Eski bir İzmirli olarak onun da dikkatinin dağıldığını fark ettim. Hâlbuki daha uzun yürüyüp külahı teneke kaplı Patlıcanlı Camii avlusunda soluklanacak oradan Kireçlikaya istikametinden hakiki sütunları, kemerleri görmek taş koltuklarında oturmak, sahnesinde 2 bin yıl önce oynanan oyunları hayal etmek için Kireçlikaya istikametinden antik tiyatro kazılarına merhaba demeye gidecektik. Altı Agora, üstü antik tiyatro olan yokuşun duvarlarına çizilen antik sütün ve kemerlerle yetinip gerisin geriye döndük…
Mural Uluslararası İzmir Duvar Resimleri Çalıştayı kapsamında yabancı sanatçılara yaptırılan duvar resimleriyle hiç ummadığım yerde karşılaşıyorum. Benzer bir başka duvar resmi, Kemeraltı Çarşısı’nda Katipzade Mescidi önündeki binanın duvarında karşıma çıktı. Daha yeni ortaya çıkarılan Roma Hamamı kalıntılarının, İktisat Kongresi anıtının yanındaki duvara, Kemeraltı Çarşısı’nın peyzajına, geleneksel değerlerine uymayan sanat-mekan ilişkisinin göz ardı edildiği duvar resmiyle istesem de bağ kuramadım.
Patlıcanlı Yokuşu, Kemeraltı Çarşısı kentin tarihi geçmişini belgeleyen mekânlardır. Yerli yabancı gezginleri kentin tarihi dokusundan koparıp, dikkatleri başka yöne çekmenin yanlışlığını vurgulamak istiyorum. Tarihsel çevrede yapılacak duvar resimleri için hassas ve seçici olmak gerekiyor. Katipzade Mescidinin önündeki duvara savaştan yeni çıkmış Cumhuriyetin iktisat kongresinde aldığı karalar doğrultusunda yerli malını teşvik eden yazılar, örneğin “Yerli malı yurdun malı yazılsaydı” iktisat kongresinin özeti resmedilseydi, dönemin ekonomik tarihsel olayı hafızalarda yaşatılabilirdi…

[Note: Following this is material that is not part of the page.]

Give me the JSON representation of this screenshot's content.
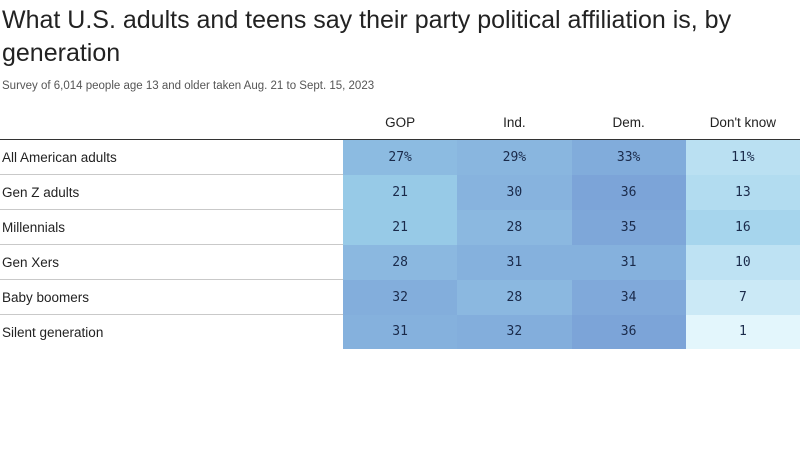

Dışarıdan getirilen “Mural” yani duvar resmi sanatçılarına yapılan masrafları, yetenekli genç sanatçılarımız için harcasak, onları yurt dışına müzelere göndersek, malzeme ve atölye temin etsek fena mı olur? Pandemi günlerinde geçim sıkıntısı çeken ressam ve heykeltıraşlara, metro duvarları teslim edilse, İskender’in Kadifekale rüyası, Halkapınar efsanesi, İzmirlilerin her gün üzerinden geçtiği halde göremediği Kervan Köprüsü, Fransız rejisinin tütün fabrikalarında çalıştırdığı, minicik elleriyle sigara saran çocuk işçilerin öyküleri çizdirilse, İzmirli ozan Homeros’un, hekimler hekimi Galenos gibi ünlülerin heykelleri yaptırılsa… Bunları yapmak için yabancı ressamlara, heykeltıraşlara ihtiyacımız yok. Taş yerinde ağırdır yerel sanatçılarımızın kıymetini bilelim… Eski İzmir sokakları deneme tahtası değildir. Ulusal ve uluslararası başarının anahtarı yereldedir. Lütfen dikkat!